These inputs support normal digital input operation. Just disable the limit switch function in SHM.
- Java
- C++
m_leftMotor0.getLimitSwitch(false); // false for forward limit and true for reverse limit
m_leftMotor0.GetLimitSwitch(false); // false for forward, true for reverse limit
GetCypherPosition()​
Get the current angle reported by a Cypher Max.
- Java
- C++
m_leftMotor0.getCypherPosition();
m_leftMotor0.GetCypherPosition();
Encoder Inputs​
GetDistance()​
Reports the distance traveled by the encoder.

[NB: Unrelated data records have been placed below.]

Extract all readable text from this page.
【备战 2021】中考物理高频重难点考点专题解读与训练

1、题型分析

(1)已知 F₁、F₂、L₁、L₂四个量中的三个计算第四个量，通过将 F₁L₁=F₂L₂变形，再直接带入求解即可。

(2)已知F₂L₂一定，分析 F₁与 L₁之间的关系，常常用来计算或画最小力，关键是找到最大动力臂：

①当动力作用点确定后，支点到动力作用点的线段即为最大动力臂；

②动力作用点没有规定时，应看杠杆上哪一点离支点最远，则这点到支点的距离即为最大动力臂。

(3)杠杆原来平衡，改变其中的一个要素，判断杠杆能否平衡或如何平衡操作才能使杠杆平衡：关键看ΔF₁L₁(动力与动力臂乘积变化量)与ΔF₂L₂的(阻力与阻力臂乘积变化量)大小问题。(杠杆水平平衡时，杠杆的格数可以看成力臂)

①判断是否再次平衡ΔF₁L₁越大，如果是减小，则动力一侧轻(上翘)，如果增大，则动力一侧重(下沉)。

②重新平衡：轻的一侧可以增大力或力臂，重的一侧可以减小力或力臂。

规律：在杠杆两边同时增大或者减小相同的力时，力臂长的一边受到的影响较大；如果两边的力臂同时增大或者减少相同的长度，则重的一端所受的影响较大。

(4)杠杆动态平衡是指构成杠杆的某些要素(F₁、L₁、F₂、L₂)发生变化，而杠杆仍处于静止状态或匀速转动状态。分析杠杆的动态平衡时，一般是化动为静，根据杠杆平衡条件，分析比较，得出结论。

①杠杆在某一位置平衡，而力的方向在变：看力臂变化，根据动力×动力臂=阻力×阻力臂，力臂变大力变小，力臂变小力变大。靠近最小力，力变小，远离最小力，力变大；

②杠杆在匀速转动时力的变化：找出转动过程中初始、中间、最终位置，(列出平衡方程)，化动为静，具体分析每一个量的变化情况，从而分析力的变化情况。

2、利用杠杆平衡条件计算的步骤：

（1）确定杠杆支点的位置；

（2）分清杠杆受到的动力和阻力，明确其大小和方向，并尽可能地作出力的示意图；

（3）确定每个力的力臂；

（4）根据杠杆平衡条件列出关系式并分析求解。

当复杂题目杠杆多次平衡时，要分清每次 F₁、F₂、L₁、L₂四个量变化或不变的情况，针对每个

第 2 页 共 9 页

Set kDistPerTick correctly before using this feature.
- Java
- C++
m_leftEncoder0.getDistance();
m_leftEncoder0.GetEncoderDistance();
GetRaw()​
Reports the raw count from the Titan.
- Java
- C++
m_leftEncoder0.getRaw();
m_leftEncoder0.GetRaw();
GetCount()​
Same as GetRaw() but provides higher accuracy because it avoids double conversion.
- Java
- C++
m_leftEncoder0.getCount();
m_leftEncoder0.GetCount();
GetSpeed()​
Same as GetRPM(), but needed for encoder interface.
- Java
- C++
m_leftEncoder0.getRPM();
m_leftEncoder0.GetSpeed();
Encoder Settings​
InvertSpeed()​
Same as InvertRPM(), needed for encoder interface.
- Java
- C++
m_leftEncoder0.invertSpeed();
m_leftEncoder0.InvertSpeed();
SetReverseDirection()​
Invert the count direction.
- Java
- C++
m_leftEncoder0.setReverseDirection();
m_leftEncoder0.SetReverseDirection();
Reset()​
Resets the encoder count back to 0.
- Java
- C++
m_leftEncoder0.reset();
m_leftEncoder0.Reset();